Harga dan Ketersediaan: Mulai Rp 9,7 Juta, Layar Kedua Dijual Terpisah
Menurut Good E Reader, Hisense A10 dibanderol mulai 590 dolar AS (sekitar Rp 9,7 juta) untuk versi perangkat utama saja. Angka ini kemungkinan belum termasuk layar LCD magnetik yang dijual terpisah. Pengguna yang hanya butuh ponsel untuk membaca dan mencatat bisa membeli unit dasar tanpa aksesori layar kedua.
Hisense A10 kemungkinan besar tidak akan dirilis secara resmi di Amerika Serikat. Pembeli dari luar China perlu mengimpor melalui kanal e-commerce China. Pasar Indonesia pun belum mendapat kepastian ketersediaan perangkat ini secara resmi.

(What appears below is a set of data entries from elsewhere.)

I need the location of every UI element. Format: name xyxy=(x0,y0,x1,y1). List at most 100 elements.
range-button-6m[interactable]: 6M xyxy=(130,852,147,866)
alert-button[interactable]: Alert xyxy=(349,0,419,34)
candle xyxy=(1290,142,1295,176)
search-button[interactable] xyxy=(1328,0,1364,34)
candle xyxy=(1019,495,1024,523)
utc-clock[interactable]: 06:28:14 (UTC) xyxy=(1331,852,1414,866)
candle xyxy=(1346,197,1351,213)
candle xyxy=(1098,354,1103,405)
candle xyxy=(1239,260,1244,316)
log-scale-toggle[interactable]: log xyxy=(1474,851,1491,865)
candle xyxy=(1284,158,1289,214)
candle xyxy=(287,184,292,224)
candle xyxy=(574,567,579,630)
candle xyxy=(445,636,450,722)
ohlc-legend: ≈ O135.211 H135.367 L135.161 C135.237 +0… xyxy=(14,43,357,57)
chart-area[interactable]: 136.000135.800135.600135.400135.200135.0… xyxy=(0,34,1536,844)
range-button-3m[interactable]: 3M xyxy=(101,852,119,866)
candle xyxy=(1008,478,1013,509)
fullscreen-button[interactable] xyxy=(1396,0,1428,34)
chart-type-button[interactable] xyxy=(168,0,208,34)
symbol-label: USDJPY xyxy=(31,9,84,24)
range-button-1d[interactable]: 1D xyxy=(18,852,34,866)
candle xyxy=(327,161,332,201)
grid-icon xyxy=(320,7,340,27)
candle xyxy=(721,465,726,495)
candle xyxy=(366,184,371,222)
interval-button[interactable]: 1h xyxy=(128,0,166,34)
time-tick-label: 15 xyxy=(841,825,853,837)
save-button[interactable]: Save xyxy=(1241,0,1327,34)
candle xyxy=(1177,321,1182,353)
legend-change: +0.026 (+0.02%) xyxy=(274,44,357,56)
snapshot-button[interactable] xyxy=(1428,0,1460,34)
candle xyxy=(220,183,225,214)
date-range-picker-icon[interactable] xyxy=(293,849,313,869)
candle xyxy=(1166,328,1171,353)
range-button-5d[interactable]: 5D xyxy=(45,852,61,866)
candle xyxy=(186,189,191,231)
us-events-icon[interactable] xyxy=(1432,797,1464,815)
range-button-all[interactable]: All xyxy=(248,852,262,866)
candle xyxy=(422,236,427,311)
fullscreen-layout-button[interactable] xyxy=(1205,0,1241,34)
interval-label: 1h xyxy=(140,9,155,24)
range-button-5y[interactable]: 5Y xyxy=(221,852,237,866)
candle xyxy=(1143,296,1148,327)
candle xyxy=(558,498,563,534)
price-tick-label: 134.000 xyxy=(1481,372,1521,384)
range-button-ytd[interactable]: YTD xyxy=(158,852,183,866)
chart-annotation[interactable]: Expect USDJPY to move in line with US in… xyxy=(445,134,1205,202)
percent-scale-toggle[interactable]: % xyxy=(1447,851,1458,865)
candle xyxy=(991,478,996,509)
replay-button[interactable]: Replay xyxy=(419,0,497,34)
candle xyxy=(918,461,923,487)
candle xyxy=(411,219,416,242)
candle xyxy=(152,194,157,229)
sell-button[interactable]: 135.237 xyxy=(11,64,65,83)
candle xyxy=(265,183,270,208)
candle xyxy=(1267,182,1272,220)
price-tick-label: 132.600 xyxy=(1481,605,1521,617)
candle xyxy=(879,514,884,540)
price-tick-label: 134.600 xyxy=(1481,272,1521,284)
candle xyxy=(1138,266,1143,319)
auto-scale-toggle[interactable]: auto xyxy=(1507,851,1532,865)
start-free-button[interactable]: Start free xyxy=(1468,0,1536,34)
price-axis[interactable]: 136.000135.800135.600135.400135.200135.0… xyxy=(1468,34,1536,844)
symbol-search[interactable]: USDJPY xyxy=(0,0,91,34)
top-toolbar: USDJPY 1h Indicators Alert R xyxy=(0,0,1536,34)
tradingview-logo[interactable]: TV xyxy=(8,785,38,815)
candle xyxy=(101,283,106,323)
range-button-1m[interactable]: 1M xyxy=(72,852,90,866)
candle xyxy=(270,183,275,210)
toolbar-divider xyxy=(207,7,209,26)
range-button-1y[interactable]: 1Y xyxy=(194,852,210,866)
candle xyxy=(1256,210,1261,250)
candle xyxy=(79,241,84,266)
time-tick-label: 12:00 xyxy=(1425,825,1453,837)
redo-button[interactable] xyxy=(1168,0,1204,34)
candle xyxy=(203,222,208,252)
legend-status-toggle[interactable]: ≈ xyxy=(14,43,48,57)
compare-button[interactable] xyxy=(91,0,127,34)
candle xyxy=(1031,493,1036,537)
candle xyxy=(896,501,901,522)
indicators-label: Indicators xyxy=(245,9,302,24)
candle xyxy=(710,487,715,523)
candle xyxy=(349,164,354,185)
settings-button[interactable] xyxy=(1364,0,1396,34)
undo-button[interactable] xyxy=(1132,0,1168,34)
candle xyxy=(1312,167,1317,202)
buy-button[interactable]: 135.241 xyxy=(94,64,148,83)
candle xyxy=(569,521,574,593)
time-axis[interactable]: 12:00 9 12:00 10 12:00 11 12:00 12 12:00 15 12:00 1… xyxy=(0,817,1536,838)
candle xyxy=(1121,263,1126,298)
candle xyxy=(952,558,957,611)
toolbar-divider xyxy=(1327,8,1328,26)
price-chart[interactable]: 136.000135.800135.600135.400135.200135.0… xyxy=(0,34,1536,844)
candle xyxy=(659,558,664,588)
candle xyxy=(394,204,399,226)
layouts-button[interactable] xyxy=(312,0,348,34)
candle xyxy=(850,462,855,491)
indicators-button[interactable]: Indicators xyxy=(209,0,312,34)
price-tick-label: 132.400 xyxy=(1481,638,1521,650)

Posisi Hisense A10 di Antara Kompetitor
Konsep ponsel E Ink bukan hal baru. Hisense sendiri sebelumnya sudah merilis seri A5 dan A7 yang mengusung layar monokrom. Bedanya, A10 menawarkan fleksibilitas lewat layar kedua yang bisa dilepas. Kompetitor seperti Bigme juga meluncurkan HiBreak Dual 2 dengan pendekatan serupa, bahkan menawarkan opsi layar E Ink warna.
Jika dibandingkan, keunggulan Hisense A10 ada pada ekosistem Android 16 yang lebih modern dan dukungan prosesor flagship Snapdragon 8 Gen 3. Namun, semua itu belum bisa dinikmati secara optimal jika layar E Ink-nya hanya hitam-putih dan refresh rate-nya rendah.
Hisense A10 paling cocok untuk pengguna yang sering membaca dokumen panjang, ebook, atau artikel tanpa ingin terganggu notifikasi dan silau layar OLED/LCD biasa. Bagi yang butuh layar warna untuk media sosial, foto, atau video, layar magnetik bisa dipasang saat diperlukan dan dilepas saat ingin fokus membaca.